Designated in 1998, the Hardenbergh/Rhinelander Historic District is made up of seven neighboring buildings centered on the northwest corner of East 89th Street and Lexington Avenue. Six are considered rowhouses and stand three stories tall, while one is a four-story "French Flats" building. They were all built between 1888 and 1889 for the estate of real estate developer William C. Rhinelander, and with designs by Henry J. Hardenbergh.

The first of the Rhinelanders, Philip Jacob, a Huguenot of German descent, immigrated to New Rochelle way back in 1686. His son, William, got into the shipping business and, eventually, land acquisition. The family maintained ownership of the seven buildings for 60 years. Hardenbergh was born in New Brunswick, N.J. in 1847 and among his other accomplishments were the Dakota Apartments on the Upper West Side, a previous iteration of the Waldorf-Astoria Hotel, and the gorgeous Copley Plaza Hotel in Boston. As for his buildings on the Upper East Side, they eventually left the Rhinelander family; one building, 1342 Lexington Avenue, was owned by Andy Warhol from 1960 to 1989.

Staten Island: St. George/New Brighton Historic District

Staten Island’s smallest historic district (and the island has only three of them) actually contains the most buildings on this list. Designated in 1994, the St. George/New Brighton Historic District includes 111 buildings on Richmond Terrace, Carroll Place, St. Mark’s Place, Phelps Place, Hamilton Avenue, and Westervelt Avenue. Mostly freestanding houses, the structures are largely from the 19th century.

The community was started by Manhattan real estate developer Thomas E. Davis in 1834, but the project was taken over by a consortium called the New Brighton Association in 1836, and the community was promoted as New Brighton. Steamboat ferry service was a selling point. Though there were dips in development, the Civil War actually saw a boom there.

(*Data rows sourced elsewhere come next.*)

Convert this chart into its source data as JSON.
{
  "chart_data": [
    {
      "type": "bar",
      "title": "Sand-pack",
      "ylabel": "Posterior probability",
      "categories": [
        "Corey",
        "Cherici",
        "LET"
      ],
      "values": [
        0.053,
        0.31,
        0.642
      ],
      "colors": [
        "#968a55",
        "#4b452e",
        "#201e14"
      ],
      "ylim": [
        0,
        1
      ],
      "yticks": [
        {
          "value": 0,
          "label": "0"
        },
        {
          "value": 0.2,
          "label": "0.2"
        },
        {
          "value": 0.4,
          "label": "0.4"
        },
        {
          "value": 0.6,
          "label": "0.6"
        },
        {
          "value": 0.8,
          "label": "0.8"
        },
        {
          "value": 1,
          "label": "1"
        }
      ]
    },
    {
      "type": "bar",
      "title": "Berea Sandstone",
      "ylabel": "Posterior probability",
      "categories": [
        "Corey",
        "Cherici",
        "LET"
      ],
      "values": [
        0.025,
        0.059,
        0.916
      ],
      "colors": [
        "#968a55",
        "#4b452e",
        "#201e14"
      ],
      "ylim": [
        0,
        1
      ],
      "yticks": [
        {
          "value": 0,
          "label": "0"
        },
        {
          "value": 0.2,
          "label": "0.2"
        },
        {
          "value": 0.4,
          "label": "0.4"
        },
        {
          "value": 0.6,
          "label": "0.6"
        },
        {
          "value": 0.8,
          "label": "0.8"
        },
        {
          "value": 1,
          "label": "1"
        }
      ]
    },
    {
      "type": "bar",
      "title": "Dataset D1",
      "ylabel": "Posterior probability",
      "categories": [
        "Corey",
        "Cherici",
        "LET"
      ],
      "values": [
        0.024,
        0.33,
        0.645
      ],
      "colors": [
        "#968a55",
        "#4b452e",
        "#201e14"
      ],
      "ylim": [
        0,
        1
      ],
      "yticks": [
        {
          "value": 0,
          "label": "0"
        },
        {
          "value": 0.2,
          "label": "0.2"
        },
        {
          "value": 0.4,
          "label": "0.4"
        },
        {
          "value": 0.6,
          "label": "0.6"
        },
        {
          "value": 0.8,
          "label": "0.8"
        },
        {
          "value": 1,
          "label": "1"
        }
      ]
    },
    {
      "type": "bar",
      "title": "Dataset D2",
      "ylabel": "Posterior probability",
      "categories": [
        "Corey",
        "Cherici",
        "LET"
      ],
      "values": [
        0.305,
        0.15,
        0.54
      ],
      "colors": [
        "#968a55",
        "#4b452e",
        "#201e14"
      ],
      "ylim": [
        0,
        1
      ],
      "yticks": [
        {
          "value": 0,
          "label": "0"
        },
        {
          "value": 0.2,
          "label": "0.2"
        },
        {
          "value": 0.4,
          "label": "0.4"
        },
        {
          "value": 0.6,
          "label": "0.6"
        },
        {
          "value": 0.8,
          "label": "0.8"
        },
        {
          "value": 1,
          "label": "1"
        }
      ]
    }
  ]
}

Following the consolidation of the boroughs, the area became known as St. George, though not because of any saint named George, but for real estate developer George Law. In fact, when the district was designated, it was just called the St. George Historic District. About two months later, the name was changed to reflect the pre-consolidation history of the area. If you want to check the district out for yourself, it’s only a 15-minute walk from the Staten Island Ferry.